Até que, em certo momento, tendo a sobrinha retornado à pergunta principal com toda a cautela, a tia surpreendeu:

– É que todo mundo vai saber a minha idade, filha.

– Como assim? Acho que não entendi direito, tia.

– Eles vão saber que eu estou indo vacinar no grupo da idade tal, e vão saber a minha idade. É muito ruim isso. Eu não quero me expor não. Ninguém precisa saber a minha idade.
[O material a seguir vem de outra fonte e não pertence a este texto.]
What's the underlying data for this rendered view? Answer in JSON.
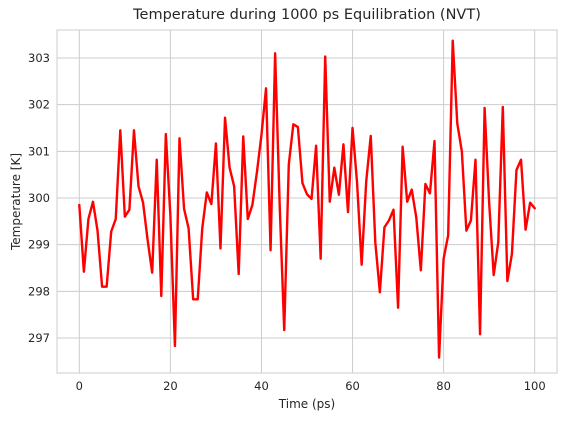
{
  "chart_data": {
    "type": "line",
    "title": "Temperature during 1000 ps Equilibration (NVT)",
    "xlabel": "Time (ps)",
    "ylabel": "Temperature [K]",
    "xlim": [
      -4.9,
      104.9
    ],
    "ylim": [
      296.25,
      303.6
    ],
    "xticks": [
      0,
      20,
      40,
      60,
      80,
      100
    ],
    "xtick_labels": [
      "0",
      "20",
      "40",
      "60",
      "80",
      "100"
    ],
    "yticks": [
      297,
      298,
      299,
      300,
      301,
      302,
      303
    ],
    "ytick_labels": [
      "297",
      "298",
      "299",
      "300",
      "301",
      "302",
      "303"
    ],
    "grid": true,
    "series": [
      {
        "color": "#ff0000",
        "x": [
          0,
          1,
          2,
          3,
          4,
          5,
          6,
          7,
          8,
          9,
          10,
          11,
          12,
          13,
          14,
          15,
          16,
          17,
          18,
          19,
          20,
          21,
          22,
          23,
          24,
          25,
          26,
          27,
          28,
          29,
          30,
          31,
          32,
          33,
          34,
          35,
          36,
          37,
          38,
          39,
          40,
          41,
          42,
          43,
          44,
          45,
          46,
          47,
          48,
          49,
          50,
          51,
          52,
          53,
          54,
          55,
          56,
          57,
          58,
          59,
          60,
          61,
          62,
          63,
          64,
          65,
          66,
          67,
          68,
          69,
          70,
          71,
          72,
          73,
          74,
          75,
          76,
          77,
          78,
          79,
          80,
          81,
          82,
          83,
          84,
          85,
          86,
          87,
          88,
          89,
          90,
          91,
          92,
          93,
          94,
          95,
          96,
          97,
          98,
          99,
          100
        ],
        "y": [
          299.85,
          298.42,
          299.55,
          299.92,
          299.3,
          298.1,
          298.1,
          299.28,
          299.55,
          301.45,
          299.6,
          299.75,
          301.45,
          300.25,
          299.9,
          299.1,
          298.4,
          300.82,
          297.9,
          301.37,
          299.62,
          296.83,
          301.28,
          299.77,
          299.35,
          297.83,
          297.83,
          299.35,
          300.12,
          299.87,
          301.17,
          298.92,
          301.72,
          300.65,
          300.25,
          298.37,
          301.32,
          299.55,
          299.85,
          300.55,
          301.35,
          302.35,
          298.88,
          303.1,
          299.85,
          297.17,
          300.72,
          301.58,
          301.52,
          300.32,
          300.08,
          299.98,
          301.12,
          298.7,
          303.03,
          299.92,
          300.65,
          300.07,
          301.15,
          299.7,
          301.5,
          300.32,
          298.57,
          300.35,
          301.33,
          299.05,
          297.98,
          299.37,
          299.52,
          299.75,
          297.65,
          301.1,
          299.92,
          300.18,
          299.58,
          298.45,
          300.3,
          300.1,
          301.22,
          296.58,
          298.7,
          299.2,
          303.37,
          301.6,
          301.0,
          299.3,
          299.52,
          300.82,
          297.08,
          301.93,
          299.9,
          298.35,
          299.05,
          301.95,
          298.22,
          298.8,
          300.6,
          300.82,
          299.32,
          299.9,
          299.78
        ]
      }
    ]
  }
}
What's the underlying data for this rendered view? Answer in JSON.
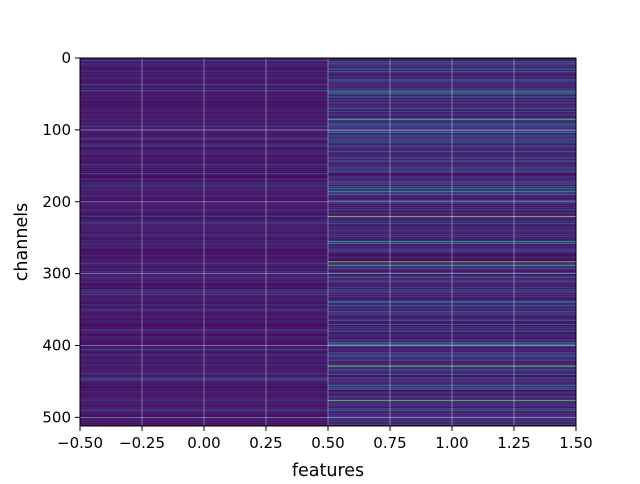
{
  "chart_data": {
    "type": "heatmap",
    "title": "",
    "xlabel": "features",
    "ylabel": "channels",
    "xlim": [
      -0.5,
      1.5
    ],
    "ylim": [
      512,
      0
    ],
    "x_ticks": [
      -0.5,
      -0.25,
      0.0,
      0.25,
      0.5,
      0.75,
      1.0,
      1.25,
      1.5
    ],
    "x_tick_labels": [
      "−0.50",
      "−0.25",
      "0.00",
      "0.25",
      "0.50",
      "0.75",
      "1.00",
      "1.25",
      "1.50"
    ],
    "y_ticks": [
      0,
      100,
      200,
      300,
      400,
      500
    ],
    "y_tick_labels": [
      "0",
      "100",
      "200",
      "300",
      "400",
      "500"
    ],
    "grid": true,
    "colormap": "viridis",
    "n_rows": 512,
    "columns": [
      {
        "x_center": 0,
        "base_value": 0.1,
        "bands": [
          {
            "row": 45,
            "value": 0.4
          },
          {
            "row": 112,
            "value": 0.4
          },
          {
            "row": 160,
            "value": 0.3
          },
          {
            "row": 175,
            "value": 0.3
          },
          {
            "row": 285,
            "value": 0.3
          },
          {
            "row": 378,
            "value": 0.35
          },
          {
            "row": 405,
            "value": 0.3
          },
          {
            "row": 445,
            "value": 0.3
          },
          {
            "row": 490,
            "value": 0.3
          }
        ]
      },
      {
        "x_center": 1,
        "base_value": 0.15,
        "bands": [
          {
            "row": 8,
            "value": 0.5
          },
          {
            "row": 18,
            "value": 0.4
          },
          {
            "row": 30,
            "value": 0.4
          },
          {
            "row": 45,
            "value": 0.6
          },
          {
            "row": 47,
            "value": 0.7
          },
          {
            "row": 58,
            "value": 0.4
          },
          {
            "row": 70,
            "value": 0.4
          },
          {
            "row": 85,
            "value": 0.8
          },
          {
            "row": 100,
            "value": 0.5
          },
          {
            "row": 103,
            "value": 0.6
          },
          {
            "row": 115,
            "value": 0.5
          },
          {
            "row": 130,
            "value": 0.4
          },
          {
            "row": 175,
            "value": 0.45
          },
          {
            "row": 185,
            "value": 0.7
          },
          {
            "row": 190,
            "value": 0.6
          },
          {
            "row": 198,
            "value": 0.5
          },
          {
            "row": 210,
            "value": 0.4
          },
          {
            "row": 220,
            "value": 0.9
          },
          {
            "row": 240,
            "value": 0.4
          },
          {
            "row": 255,
            "value": 0.75
          },
          {
            "row": 258,
            "value": 0.7
          },
          {
            "row": 283,
            "value": 0.9
          },
          {
            "row": 288,
            "value": 0.8
          },
          {
            "row": 292,
            "value": 0.55
          },
          {
            "row": 305,
            "value": 0.45
          },
          {
            "row": 325,
            "value": 0.4
          },
          {
            "row": 340,
            "value": 0.45
          },
          {
            "row": 352,
            "value": 0.4
          },
          {
            "row": 370,
            "value": 0.5
          },
          {
            "row": 380,
            "value": 0.4
          },
          {
            "row": 398,
            "value": 0.5
          },
          {
            "row": 415,
            "value": 0.4
          },
          {
            "row": 428,
            "value": 0.9
          },
          {
            "row": 440,
            "value": 0.5
          },
          {
            "row": 455,
            "value": 0.55
          },
          {
            "row": 460,
            "value": 0.5
          },
          {
            "row": 476,
            "value": 0.85
          },
          {
            "row": 490,
            "value": 0.4
          },
          {
            "row": 505,
            "value": 0.4
          }
        ]
      }
    ]
  }
}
Isso é uma coisa pessoal, íntima.

Ao mesmo tempo aliviada por não ser nada mais grave, mas também preocupada em como resolver o imbróglio, a sobrinha disse que ia falar com os pais, que moravam na vila também, e ia dar um jeito naquela pendenga familiar pra que, finalmente, Tia Mariquinha concordasse em ser vacinada.

É verdade que a família ficou um tanto inconformada com aquele motivo vago. Uns soltaram de pronto um “eu não acredito nisso!”, indignados. Outros, por sua vez, até gostaram da vaidade ainda pungente da idosa, mas todos ao final relevaram as condições da matriarca e, a pedido da sobrinha preferida, engendraram um plano pra resolver a questão vacina.

No dia combinado lá vai a Tia Mariquinha, toda de preto, levada pelo filho, para a missa de sétimo dia de uma amiga do colégio de freiras. Ela desce os degraus de casa direto para o carro e, com o semblante triste, sai pelo portão da vila, ganhando a rua.

A princípio, os familiares apenas confirmavam para os vizinhos a tal missa fúnebre. Depois de um tempo, contudo, pediam segredo e acabavam narrando toda a história verdadeira, sempre contando com a concordância deles em respeitar a vontade da Tia Mariquinha, tão amável e querida na vizinhança.

No almoço de domingo a avó deu os detalhes da vacinação. Disse que a aplicadora se assustou ao vê-la toda de preto e que outras enfermeiras vieram olhar mais de perto. Contou ainda que foi tranquilo tomar a vacina e que na hora de fazer a ficha teve de explicar o luto para a enfermeira responsável pelo posto. No final ela mesma riu de toda a situação que acabou criando, pois admitiu que teve até de mentir por causa dessa confusão toda.

Sentindo o ambiente cômico da mesa do almoço, uma das netas aproveitou pra fazer troça com a avó.

– Na segunda dose vais ter de “matar” outra colega do colégio Imaculada. Sabe disso, né?

Com o garfo em riste e um matreiro sorriso no rosto, ela devolveu:

– Sim. Mas depois a gente pensa nisso!